Finsi indifferenza mentre mia madre mi insultava, ma dentro di me stavo provando una segreta soddisfazione e dovetti trattenermi da farle un sorrisetto beffardo.

Quando arrivammo al Luna Park sentii che tutto sommato sarebbe stata una bella serata: l’aria era frizzante, ma non fredda, e profumava di dolci.
Il Luna Park pullulava di gente, che si affannava intorno alle bancarelle e alle giostre, facendo code chilometriche per provare un briciolo di adrenalina. Erano evidentemente incapaci di trovarla nella vita quotidiana, avevano bisogno di salire a cento metri da terra per sentirsi vivi.
Estrassi la mia sudatissima reflex dalla borsa e cominciai a scattare qualche foto, rimanendo in mezzo alla folla, ma contemporaneamente isolandomi da essa.
Catturai l’espressione stanca del venditore di zucchero filato, nell’unico istante in cui lo vidi abbassare la maschera di gaia affabilità; quella emozionata di un bambino dagli occhi brillanti, dove si riflettevano le luci delle giostre; quella preoccupata di una madre che vedeva sua figlia correre via da lei, lasciandola sola.
In un turbinio di colori, di emozioni e di luci, la serata passò e io ero riuscita a considerare la mia famiglia come un’appendice fastidiosa, ma trascurabile.
Feci scorrere il mio sguardo sulla folla ai margini della via e incrociai un paio di occhi grigi, molto familiari, che mi fissavano sornioni chissà da quanto tempo.
Abbassai la macchina foto e sorrisi, un tacito invito, un riconoscimento. Ci avvicinammo reciprocamente, fino a trovarci a mezzo metro di distanza.
«Chèrie. » disse con la sua voce morbida, e io osservai incantata le sue labbra rosse che si sfioravano, richiudendosi e piegandosi in un sorriso.

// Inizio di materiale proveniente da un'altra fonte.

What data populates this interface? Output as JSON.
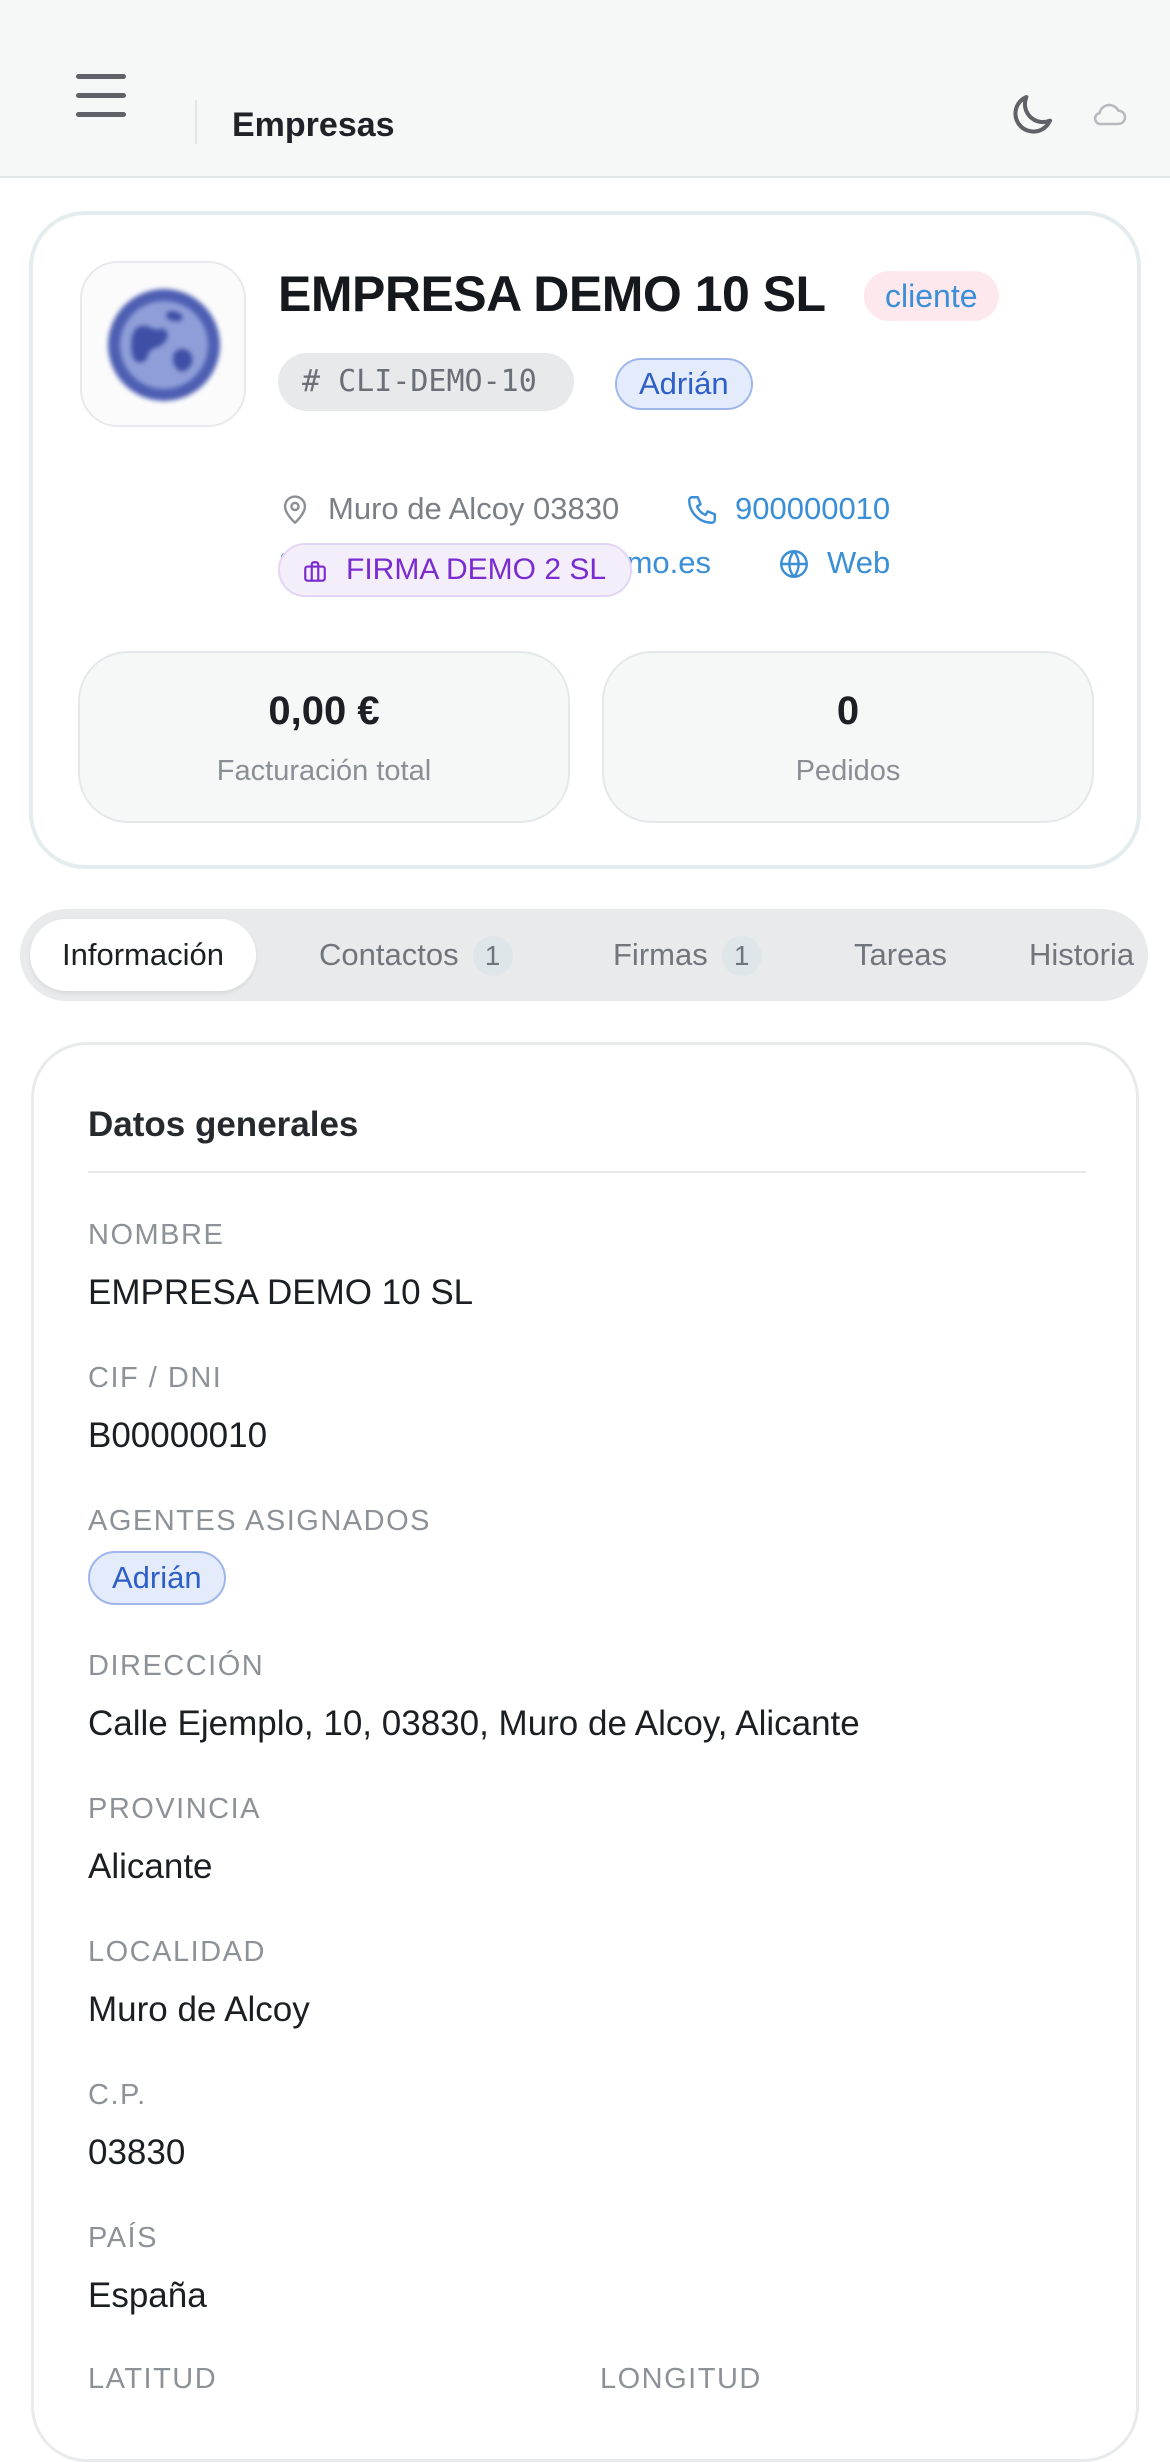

«Bonsoir Cécile» le dissi incantata. Cécile aveva ventitré anni, ed era una delle poche persone di cui mi fidavo ciecamente, nonostante non sapessi praticamente nulla di lei. Aveva la capacità di rapirmi ed incantarmi, anche senza fare niente, avrei potuto passare ore ad osservarla nonostante ci conoscessimo ormai da quattro anni.
Il suo sguardo ti trafiggeva e ti ipnotizzava, mentre il suo sorrisino ironico ti faceva capire che non potevi pensare di essere alla pari con lei. Vedeva sempre oltre, capiva sempre qualcosa in più.
Il tutto, sommato alla sua bellezza e al suo arrapantissimo accento francese, le dava una carica erotica senza eguali.
Il turbinio delle persone che ci passavano di fianco, con i loro suoni e i loro colori, non ci toccavano, mentre noi non facevamo altro che guardarci negli occhi.
Un colpo di tosse infastidito mi riscosse dal mio idillio e mi fece voltare. Mio padre si era avvicinato e stava squadrando Cécile con evidente disprezzo, fissando con aria critica le borchie sulla sua giacca e il suo abbigliamento nel complesso.
Ero molto divertita dal fatto che avesse sempre qualcosa da dire sulle altre persone, mentre evidentemente non si accorgeva di quello che facevo io.
«Nina, ci vogliamo muovere? » mi chiese, senza staccare gli occhi dalla ragazza di fianco a me.
Mi voltai e fissai Cécile. Non mosse un muscolo, ma i suoi occhi, piantati nei miei, cambiarono e parlarono per lei.
«Andate pure. Tornerò a casa per conto mio. » mio padre si irrigidì, ma non contestò e quando mia sorella lo prese sotto braccio, proseguì verso l’attrazione successiva.
Finalmente la ragazza di fronte a me si sciolse in un vero sorriso, che tuttavia non le illuminò gli occhi, e io appoggiai la fronte alla sua.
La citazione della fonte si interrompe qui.